Have You News of my Boy Jack?
"Have you news of my boy Jack?"Not this tide.
"When d'you think that he'll come back?"Not with this wind blowing, and this tide.
"Has anyone else had word of him?"Not this tide.
For what is sunk will hardly swim,
Not with this wind blowing, and this tide.
"Oh, dear, what comfort can I find?"None this tide,
Nor any tide,
Except he did not shame his kind -
Not even with that wind blowing, and that tide.
Then hold your head up all the more,
This tide,
And every tide;
Because he was the son you bore,
And gave to that wind blowing and that tide!

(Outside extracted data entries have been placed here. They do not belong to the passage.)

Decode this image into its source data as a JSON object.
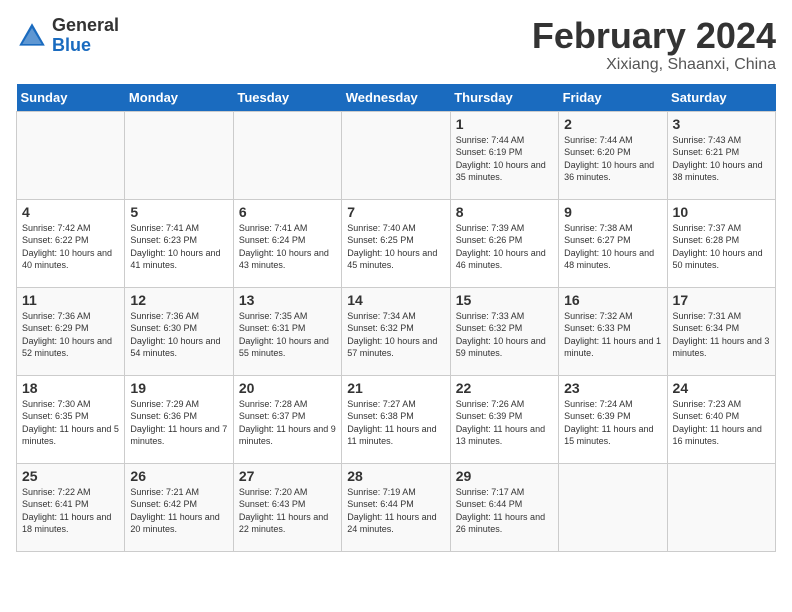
{
  "header": {
    "logo_general": "General",
    "logo_blue": "Blue",
    "month_title": "February 2024",
    "location": "Xixiang, Shaanxi, China"
  },
  "days_of_week": [
    "Sunday",
    "Monday",
    "Tuesday",
    "Wednesday",
    "Thursday",
    "Friday",
    "Saturday"
  ],
  "weeks": [
    [
      {
        "day": "",
        "info": ""
      },
      {
        "day": "",
        "info": ""
      },
      {
        "day": "",
        "info": ""
      },
      {
        "day": "",
        "info": ""
      },
      {
        "day": "1",
        "info": "Sunrise: 7:44 AM\nSunset: 6:19 PM\nDaylight: 10 hours\nand 35 minutes."
      },
      {
        "day": "2",
        "info": "Sunrise: 7:44 AM\nSunset: 6:20 PM\nDaylight: 10 hours\nand 36 minutes."
      },
      {
        "day": "3",
        "info": "Sunrise: 7:43 AM\nSunset: 6:21 PM\nDaylight: 10 hours\nand 38 minutes."
      }
    ],
    [
      {
        "day": "4",
        "info": "Sunrise: 7:42 AM\nSunset: 6:22 PM\nDaylight: 10 hours\nand 40 minutes."
      },
      {
        "day": "5",
        "info": "Sunrise: 7:41 AM\nSunset: 6:23 PM\nDaylight: 10 hours\nand 41 minutes."
      },
      {
        "day": "6",
        "info": "Sunrise: 7:41 AM\nSunset: 6:24 PM\nDaylight: 10 hours\nand 43 minutes."
      },
      {
        "day": "7",
        "info": "Sunrise: 7:40 AM\nSunset: 6:25 PM\nDaylight: 10 hours\nand 45 minutes."
      },
      {
        "day": "8",
        "info": "Sunrise: 7:39 AM\nSunset: 6:26 PM\nDaylight: 10 hours\nand 46 minutes."
      },
      {
        "day": "9",
        "info": "Sunrise: 7:38 AM\nSunset: 6:27 PM\nDaylight: 10 hours\nand 48 minutes."
      },
      {
        "day": "10",
        "info": "Sunrise: 7:37 AM\nSunset: 6:28 PM\nDaylight: 10 hours\nand 50 minutes."
      }
    ],
    [
      {
        "day": "11",
        "info": "Sunrise: 7:36 AM\nSunset: 6:29 PM\nDaylight: 10 hours\nand 52 minutes."
      },
      {
        "day": "12",
        "info": "Sunrise: 7:36 AM\nSunset: 6:30 PM\nDaylight: 10 hours\nand 54 minutes."
      },
      {
        "day": "13",
        "info": "Sunrise: 7:35 AM\nSunset: 6:31 PM\nDaylight: 10 hours\nand 55 minutes."
      },
      {
        "day": "14",
        "info": "Sunrise: 7:34 AM\nSunset: 6:32 PM\nDaylight: 10 hours\nand 57 minutes."
      },
      {
        "day": "15",
        "info": "Sunrise: 7:33 AM\nSunset: 6:32 PM\nDaylight: 10 hours\nand 59 minutes."
      },
      {
        "day": "16",
        "info": "Sunrise: 7:32 AM\nSunset: 6:33 PM\nDaylight: 11 hours\nand 1 minute."
      },
      {
        "day": "17",
        "info": "Sunrise: 7:31 AM\nSunset: 6:34 PM\nDaylight: 11 hours\nand 3 minutes."
      }
    ],
    [
      {
        "day": "18",
        "info": "Sunrise: 7:30 AM\nSunset: 6:35 PM\nDaylight: 11 hours\nand 5 minutes."
      },
      {
        "day": "19",
        "info": "Sunrise: 7:29 AM\nSunset: 6:36 PM\nDaylight: 11 hours\nand 7 minutes."
      },
      {
        "day": "20",
        "info": "Sunrise: 7:28 AM\nSunset: 6:37 PM\nDaylight: 11 hours\nand 9 minutes."
      },
      {
        "day": "21",
        "info": "Sunrise: 7:27 AM\nSunset: 6:38 PM\nDaylight: 11 hours\nand 11 minutes."
      },
      {
        "day": "22",
        "info": "Sunrise: 7:26 AM\nSunset: 6:39 PM\nDaylight: 11 hours\nand 13 minutes."
      },
      {
        "day": "23",
        "info": "Sunrise: 7:24 AM\nSunset: 6:39 PM\nDaylight: 11 hours\nand 15 minutes."
      },
      {
        "day": "24",
        "info": "Sunrise: 7:23 AM\nSunset: 6:40 PM\nDaylight: 11 hours\nand 16 minutes."
      }
    ],
    [
      {
        "day": "25",
        "info": "Sunrise: 7:22 AM\nSunset: 6:41 PM\nDaylight: 11 hours\nand 18 minutes."
      },
      {
        "day": "26",
        "info": "Sunrise: 7:21 AM\nSunset: 6:42 PM\nDaylight: 11 hours\nand 20 minutes."
      },
      {
        "day": "27",
        "info": "Sunrise: 7:20 AM\nSunset: 6:43 PM\nDaylight: 11 hours\nand 22 minutes."
      },
      {
        "day": "28",
        "info": "Sunrise: 7:19 AM\nSunset: 6:44 PM\nDaylight: 11 hours\nand 24 minutes."
      },
      {
        "day": "29",
        "info": "Sunrise: 7:17 AM\nSunset: 6:44 PM\nDaylight: 11 hours\nand 26 minutes."
      },
      {
        "day": "",
        "info": ""
      },
      {
        "day": "",
        "info": ""
      }
    ]
  ]
}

Kipling's own only son John, who was killed in the Battle of Loos on 27 September 1915, aged 18. In a straggling attack on some houses beyond a small wood (Bois Hugo), at the farthest point of advance made by any British troops in this battle, called the Chalk Pit, Second Lieutenant John Kipling was shot in the mouth and laid in a shell-crater by a sergeant.
At the end of the Battle of Loos 20,000 British soldiers were lost, and the Kiplings received the feared War Office telegram to say that their boy was wounded and missing. Rudyard had little doubt about the meaning of this, but his wife Carrie continued to hope desperately. These were the years when he, full of guilt, wrote:If any ask us why we died
Tell them 'Because our fathers lied'.
He also wrote this poem: Have You News of my Boy Jack?, that became famous. After the war Kipling visited the battlefields and war graves in Flanders, but the author never saw his son's grave. The body of John seemed to be lost for ever.
Kipling died in 1936. The body of his son was eventually found in 1992. It lay in the grave of an 'unknown Irish lieutenant' on plot 7 in St. Mary's Dressing Station Cemetery the Haimes, at Lone Tree, near Loos. On the grave now stands a new headstone bearing John Kipling's name.